I have a dataset of variable $x$ that has a value between 0 and 6. I would like to have a function that defines empirical CDF of variable $x$. Since $x$ does not have a specific distribution (such as Gaussian, etc.), I need to rely on data values to create this function. Using the following code, I can plot the empirical CDF as:
max_diam = 6
ax = sns.distplot(x, hist_kws=dict(cumulative=True), kde_kws=dict(cumulative=True)).set(xlim=(0, max_diam))

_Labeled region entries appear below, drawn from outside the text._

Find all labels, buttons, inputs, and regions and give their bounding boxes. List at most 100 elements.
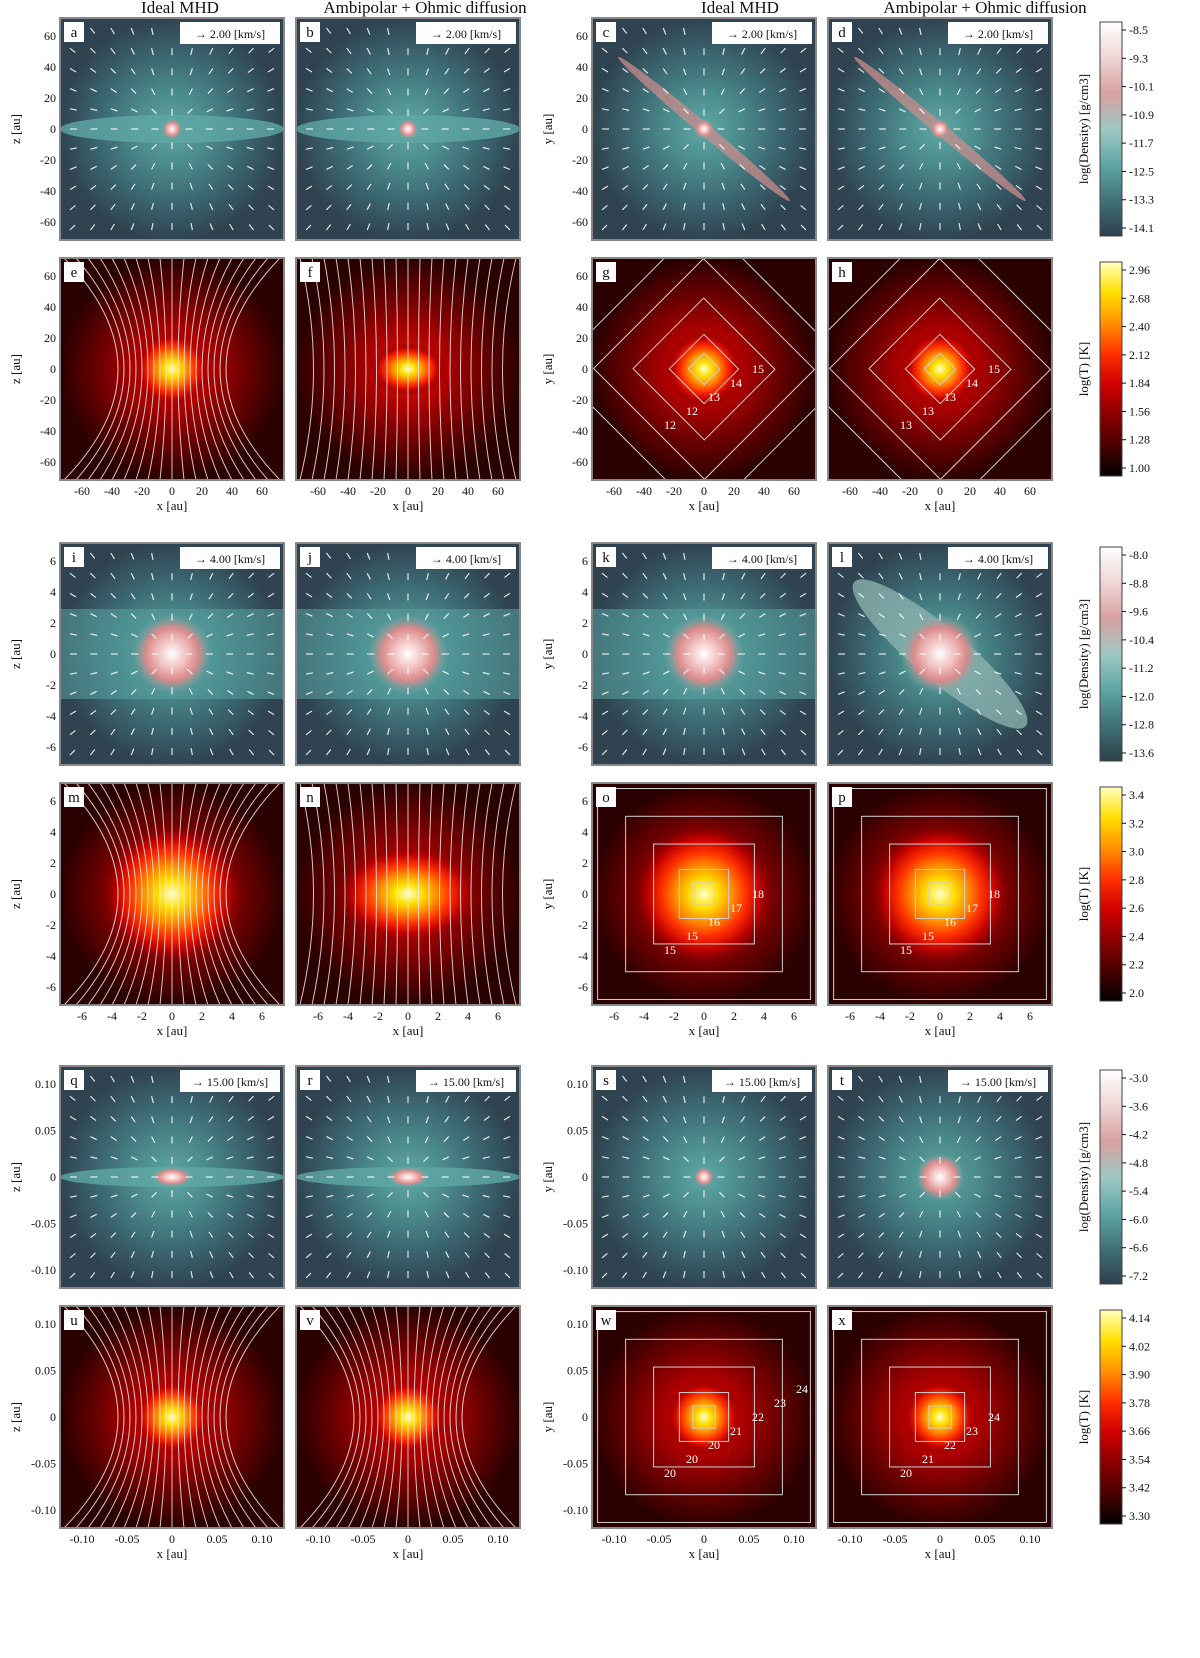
velocity-arrow <box>463 88 470 93</box>
velocity-arrow <box>601 691 609 695</box>
velocity-arrow <box>642 223 647 231</box>
velocity-arrow <box>267 67 275 73</box>
velocity-arrow <box>919 48 922 56</box>
velocity-arrow <box>837 166 845 170</box>
velocity-arrow <box>484 224 491 231</box>
temperature-contour <box>632 297 776 441</box>
velocity-arrow <box>346 1251 352 1259</box>
field-line <box>195 1306 221 1528</box>
velocity-arrow <box>683 68 687 76</box>
colorbar-tick-label: -4.8 <box>1129 1156 1148 1170</box>
velocity-arrow <box>779 613 786 618</box>
velocity-arrow <box>228 1251 234 1259</box>
velocity-arrow <box>662 27 667 35</box>
colorbar-tick-label: -4.2 <box>1129 1128 1148 1142</box>
velocity-arrow <box>800 204 807 211</box>
velocity-arrow <box>464 1095 470 1103</box>
velocity-arrow <box>188 1136 193 1144</box>
field-line <box>371 258 377 480</box>
velocity-arrow <box>325 224 332 231</box>
velocity-arrow <box>622 1213 629 1218</box>
temperature-contour <box>914 869 966 919</box>
velocity-arrow <box>799 1136 807 1140</box>
x-axis-label: x [au] <box>157 1023 188 1038</box>
velocity-arrow <box>1035 613 1043 617</box>
colorbar-tick-label: 3.78 <box>1129 1396 1150 1410</box>
velocity-arrow <box>90 67 97 74</box>
velocity-arrow <box>857 1272 864 1279</box>
panel-frame <box>827 17 1053 241</box>
y-tick-label: -20 <box>40 153 56 167</box>
field-line <box>311 1306 361 1528</box>
panel-letter-box <box>832 262 852 282</box>
velocity-arrow <box>994 671 1002 675</box>
velocity-arrow <box>837 729 844 736</box>
velocity-arrow <box>151 48 154 56</box>
velocity-arrow <box>227 184 234 191</box>
velocity-arrow <box>662 593 668 600</box>
velocity-arrow <box>799 633 807 636</box>
velocity-arrow <box>267 613 275 617</box>
velocity-arrow <box>227 613 234 618</box>
velocity-arrow <box>69 1272 76 1279</box>
velocity-arrow <box>622 67 629 74</box>
velocity-arrow <box>462 671 470 675</box>
velocity-arrow <box>995 592 1002 599</box>
field-line <box>195 783 221 1005</box>
velocity-arrow <box>642 671 650 675</box>
y-tick-label: 0 <box>50 1410 56 1424</box>
velocity-arrow <box>898 1231 904 1238</box>
velocity-arrow <box>445 1095 450 1103</box>
panel-letter: r <box>308 1073 313 1089</box>
velocity-arrow <box>325 1272 332 1279</box>
field-line <box>189 783 209 1005</box>
velocity-arrow <box>366 1136 373 1142</box>
velocity-arrow <box>247 1232 254 1239</box>
velocity-arrow <box>683 162 688 170</box>
velocity-arrow <box>837 691 845 695</box>
velocity-arrow <box>463 184 470 191</box>
velocity-arrow <box>206 1193 214 1198</box>
velocity-arrow <box>247 1213 254 1218</box>
velocity-arrow <box>346 592 353 599</box>
field-line <box>481 258 493 480</box>
velocity-arrow <box>366 1156 374 1161</box>
x-axis-label: x [au] <box>393 1023 424 1038</box>
velocity-arrow <box>90 184 97 191</box>
velocity-arrow <box>444 708 450 715</box>
field-line <box>135 258 155 480</box>
velocity-arrow <box>739 164 746 170</box>
velocity-arrow <box>190 727 193 735</box>
contour-label: 12 <box>664 418 676 432</box>
field-line <box>418 783 421 1005</box>
velocity-arrow <box>483 592 490 599</box>
velocity-arrow <box>187 633 193 640</box>
x-tick-label: -0.10 <box>306 1532 331 1546</box>
velocity-arrow <box>110 633 118 637</box>
panel-b: b → 2.00 [km/s] <box>295 17 521 241</box>
velocity-arrow <box>326 690 333 695</box>
velocity-arrow <box>442 108 450 113</box>
velocity-arrow <box>190 573 193 581</box>
velocity-arrow <box>346 1156 354 1160</box>
panel-letter-box <box>64 1310 84 1330</box>
colorbar-1: -8.5-9.3-10.1-10.9-11.7-12.5-13.3-14.1lo… <box>1076 21 1154 237</box>
velocity-arrow <box>305 1095 312 1102</box>
velocity-arrow <box>503 672 511 675</box>
panel-letter-box <box>300 22 320 42</box>
velocity-arrow <box>662 1231 668 1238</box>
x-tick-label: 4 <box>997 1009 1003 1023</box>
velocity-arrow <box>110 1095 116 1103</box>
density-core <box>916 1153 964 1201</box>
velocity-arrow <box>227 1115 234 1122</box>
velocity-arrow <box>994 633 1002 637</box>
velocity-arrow <box>190 1271 193 1279</box>
x-axis-label: x [au] <box>689 1023 720 1038</box>
velocity-arrow <box>305 108 313 111</box>
velocity-arrow <box>741 728 746 736</box>
velocity-arrow <box>976 708 982 715</box>
field-line <box>201 783 233 1005</box>
colorbar-tick-label: -10.4 <box>1129 633 1154 647</box>
velocity-arrow <box>898 108 906 113</box>
velocity-arrow <box>346 633 354 637</box>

ax = sns.kdeplot(x, bw=.1, cumulative=True).set(xlim=(0, max_diam), ylim=(0, 1.0))#, color="r")
plt.show()
Now I would like to find the function that kdeplot
uses to plot CDF. I have tried to do regression, but the quality is not good, as there is only a single point after 4.9 (6.0) which makes the plot overfit for high orders and underfit in low orders
def ecdf(data):
# Compute ECDF
x = np.sort(data)
n = x.size
y = np.arange(1, n+1) / n
return(x,y)
x, y = ecdf(x)
degree=7
lw = 2
plt.scatter(x=x, y=y, s=10);
plt.xlabel('x', fontsize=16)
plt.ylabel('y', fontsize=16)
polynomial_features= PolynomialFeatures(degree)
x_poly = polynomial_features.fit_transform(x.reshape(-1, 1))
model = skl.LinearRegression()
model.fit(x_poly, y)
x_test = polynomial_features.fit_transform(x_plot.reshape(-1, 1))
y_test = model.predict(x_test)
plt.plot(x_plot, y_test, color='yellowgreen', linewidth=lw, label="degree %d" % degree)
plt.show()
So my question is:
- Is there a way to get the function that
kdeplot
is using for plotting the orange line? - Is there a way to have a better regression that is accurate and does not over/underfit?